Людовик тем временем пришпорил лошадь и в скором времени догнал Шарлотту и графиню, скакавших вместе: Их островерхие головные уборы из кружева, напоминавшие церковные шпили, покачивались при езде, и летний ветерок развевал ниспадавшие с них лёгкие вуали.

— Мы говорили о вашем цирюльнике, — начала Шарлотта. По лицу мужа она догадалась, что сейчас он пребывает в том добром и благодушном настроении, которое так редко его посещало, а потому не рассердится, что бы она ни сказала.

Людовик рассмеялся:

— Теперь он мой лекарь. Он весьма высоко себя ценит, мой Оливье Дьявол. Он даже надеется, что я сделаю его тайным советником, но, конечно, надеется напрасно.

— Я никак не могу по рисунку на его капюшоне, — вступила в разговор графиня, — понять, из какого он университета?

— Чёрт побери, из того, что я знаю, можно заключить, что хоть из Лунного! В один день он объявляет мне, что окончил Гейдельберг, в другой намекает, что учился в Кельне, а на третий сообщает, что прошёл курс наук в Лувене.

— Нет, этот знак не принадлежит ни одному из них, — возразила графиня, — я отлично знаю их все.

— Наверное, ему самому пришло в голову, что вы должны их знать. Этот капюшон, я полагаю, из Краковского университета, что в Польше. Он у него самый длинный. Ни один из остальных так не напоминает их капюшон, как этот. Я снисходителен к Оливье. Капюшон скрывает его горб.

— Мне неприятен этот человек, — твёрдо сказала графиня, — и Шарлотте тоже.

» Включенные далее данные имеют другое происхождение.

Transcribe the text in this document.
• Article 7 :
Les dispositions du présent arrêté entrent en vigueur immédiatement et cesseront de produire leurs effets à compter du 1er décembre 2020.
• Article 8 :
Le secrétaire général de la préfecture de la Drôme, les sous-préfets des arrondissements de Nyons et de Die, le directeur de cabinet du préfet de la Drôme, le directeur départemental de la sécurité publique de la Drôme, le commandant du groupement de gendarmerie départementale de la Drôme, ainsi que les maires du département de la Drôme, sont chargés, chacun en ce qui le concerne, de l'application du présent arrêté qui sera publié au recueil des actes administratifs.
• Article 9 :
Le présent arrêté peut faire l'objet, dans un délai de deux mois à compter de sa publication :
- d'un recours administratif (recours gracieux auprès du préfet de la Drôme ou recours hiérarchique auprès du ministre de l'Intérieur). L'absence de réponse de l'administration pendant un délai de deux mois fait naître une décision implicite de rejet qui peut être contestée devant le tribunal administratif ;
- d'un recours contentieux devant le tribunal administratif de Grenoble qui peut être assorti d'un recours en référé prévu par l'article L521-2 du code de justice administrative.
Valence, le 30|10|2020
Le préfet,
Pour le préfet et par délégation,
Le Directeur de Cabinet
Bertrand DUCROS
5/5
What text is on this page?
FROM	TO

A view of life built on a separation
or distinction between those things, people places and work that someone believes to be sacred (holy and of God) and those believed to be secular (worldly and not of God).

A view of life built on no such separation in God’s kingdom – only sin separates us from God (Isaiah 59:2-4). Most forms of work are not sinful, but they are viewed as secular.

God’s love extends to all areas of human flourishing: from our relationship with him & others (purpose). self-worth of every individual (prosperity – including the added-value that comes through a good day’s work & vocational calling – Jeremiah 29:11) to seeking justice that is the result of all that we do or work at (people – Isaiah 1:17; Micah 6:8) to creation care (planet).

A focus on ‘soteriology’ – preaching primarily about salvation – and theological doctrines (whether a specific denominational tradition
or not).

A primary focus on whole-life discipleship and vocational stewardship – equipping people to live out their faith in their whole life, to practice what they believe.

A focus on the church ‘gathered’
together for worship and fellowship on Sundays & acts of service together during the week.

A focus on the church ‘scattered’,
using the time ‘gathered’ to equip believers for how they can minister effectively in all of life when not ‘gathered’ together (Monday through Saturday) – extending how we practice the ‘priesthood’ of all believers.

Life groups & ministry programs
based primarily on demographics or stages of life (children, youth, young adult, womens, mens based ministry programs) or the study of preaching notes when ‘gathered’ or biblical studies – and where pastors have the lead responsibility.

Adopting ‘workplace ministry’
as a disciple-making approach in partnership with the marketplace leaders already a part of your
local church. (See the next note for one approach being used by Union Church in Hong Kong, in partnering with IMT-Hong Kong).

— Вот как, дорогая? — Людовик взглянул на неё вопросительно.

— Я не говорила, что он мне неприятен, — ответила она, — я сказала только, что не всегда могу заставить себя доверять ему. Он постоянно следует за вами по пятам, как тень, со своими ужасными бритвенными ножами...

— О, Оливье вполне достоин доверия. Я прекрасно понимаю — для женщины он более чем непривлекателен, зато весьма полезен для мужчины. Если, вопреки запретам всех святых, вы когда-нибудь начнёте растить бороды, вы поймёте, что я имею в виду.

— Его величество поистине обладает даром облекать ужаснейшие вещи в самые приятные слова, — графиня наградила Людовика ледяной улыбкой.

Шарлотта засмеялась:

— По правде говоря, я никогда не знаю, что он имеет в виду.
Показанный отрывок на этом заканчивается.